Why Not OpenDoc-Alikes?

Maybe apps, for all their limitations, actually have some things going for them.

Assumed audience: People at least vaguely aware of the “alternative computing” ideas represented by e.g. OpenDoc.

Epistemic status: Thinking out loud, old-school blogging, “sketch” level.

This morning I came across Apps considered harmful, by Duncan Cragg.

There is a lot of this sentiment floating around (this one posted in the Future of Coding space, but the rhetoric is extremely common more generally). A lot of the work out of the Ink & Switch folks is adjacent to it (and less rhetorically heated!), for example.

I… understand the frustration and the things it wants to solve.

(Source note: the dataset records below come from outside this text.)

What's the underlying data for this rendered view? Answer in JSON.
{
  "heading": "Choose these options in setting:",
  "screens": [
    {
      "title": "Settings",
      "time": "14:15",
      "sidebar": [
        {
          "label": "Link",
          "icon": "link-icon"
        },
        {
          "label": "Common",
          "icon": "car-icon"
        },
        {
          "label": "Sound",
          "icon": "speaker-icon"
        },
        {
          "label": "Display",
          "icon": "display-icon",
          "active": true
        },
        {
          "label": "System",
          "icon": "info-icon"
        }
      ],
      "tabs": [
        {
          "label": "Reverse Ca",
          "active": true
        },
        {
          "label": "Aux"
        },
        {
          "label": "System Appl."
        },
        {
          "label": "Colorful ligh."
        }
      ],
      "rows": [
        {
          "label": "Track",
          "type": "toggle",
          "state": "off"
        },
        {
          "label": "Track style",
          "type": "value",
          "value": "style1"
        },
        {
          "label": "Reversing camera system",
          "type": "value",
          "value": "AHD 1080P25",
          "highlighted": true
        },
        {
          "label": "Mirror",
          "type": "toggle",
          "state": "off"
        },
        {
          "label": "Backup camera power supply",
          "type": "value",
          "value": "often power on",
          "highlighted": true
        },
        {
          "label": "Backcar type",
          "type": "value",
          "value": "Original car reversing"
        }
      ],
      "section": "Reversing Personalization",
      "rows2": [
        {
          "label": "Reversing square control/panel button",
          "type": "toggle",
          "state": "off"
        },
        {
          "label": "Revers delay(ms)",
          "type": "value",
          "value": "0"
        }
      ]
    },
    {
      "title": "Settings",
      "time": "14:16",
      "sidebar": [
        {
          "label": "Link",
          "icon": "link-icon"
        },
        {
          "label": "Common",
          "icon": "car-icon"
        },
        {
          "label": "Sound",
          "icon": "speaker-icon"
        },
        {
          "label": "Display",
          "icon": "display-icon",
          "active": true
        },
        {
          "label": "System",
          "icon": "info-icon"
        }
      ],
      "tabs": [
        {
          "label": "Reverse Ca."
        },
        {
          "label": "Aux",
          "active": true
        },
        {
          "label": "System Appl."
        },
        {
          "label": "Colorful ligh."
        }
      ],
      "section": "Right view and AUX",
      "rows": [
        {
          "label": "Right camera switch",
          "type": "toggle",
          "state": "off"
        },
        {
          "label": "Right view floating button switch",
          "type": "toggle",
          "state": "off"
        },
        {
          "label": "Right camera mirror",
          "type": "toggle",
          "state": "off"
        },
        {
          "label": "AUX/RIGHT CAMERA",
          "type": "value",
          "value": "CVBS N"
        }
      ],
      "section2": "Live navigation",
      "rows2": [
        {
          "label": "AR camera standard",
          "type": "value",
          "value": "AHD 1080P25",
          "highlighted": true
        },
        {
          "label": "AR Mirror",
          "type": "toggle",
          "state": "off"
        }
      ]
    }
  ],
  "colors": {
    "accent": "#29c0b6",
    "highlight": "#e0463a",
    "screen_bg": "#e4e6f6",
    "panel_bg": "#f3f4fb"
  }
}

I get why folks were and are drawn to the ideas behind OpenDoc.

And yet, something does not ring true” to me for it. For one, I do not share the it is just because capitalism is bad and people are trying to take advantage of you to steal your moneys!” take that a lot of folks seem to gravitate toward around it. But for another, it reminds me at a feel” level (so this is not well fleshed out for me) of the way many well-intended folks seem to think about free-and-open-source software: surely the only reason it has not caught on is Big Corporate Tech/The Man being against it! Well… no. There are other, deeper reasons Linux software is not as good, and many of them have to do with trade-offs around specialization.

There is, it seems to me, a fairly deep tension here between how deep and specialized a program can be vs. how easy it can be to integrate” with other programs. I think about Dorico, for example: it is not — as far as I can see! — something which would even be possible to build with the simple collection of components” model from tools like OpenDoc etc. Its entire value proposition is that there is a coherent whole to the application and its model of music-making. (The same goes for its various competitors.) Apps can do things by dint of specialization and focus that are harder and in some cases likely impossible in“inverted” models where the user just” (notice that word!) composes things together from components”. A component” of Dorico rich enough to be useful would just be… an app, if perhaps one with different up-front extensibility and embed-ability models.

There is definitely value in figuring out (a) ways to make interactions between apps better and easier and (b) ways that the kinds of things which are better handled by user-constructed documents built of components”. Likewise, many of the little app sandboxes out there are not taking advantage of the specialization that applications can afford. After all, the fact that apps can pull off things via specialization does not mean all or even very many apps do so. I do not think we are at a global maximum in software design.

I do think that it is easy for folks dissatisfied with the limitations of apps to overlook the many powerful affordances they offer, though, and for computing aficionados to overestimate the degree to which regular users even want to compose together components”; the simplicity of the app” model is one of its great strengths, even as it also (at least in its current form) also hobbles power usage” even for those regular users.

More, perhaps, as my thoughts develop.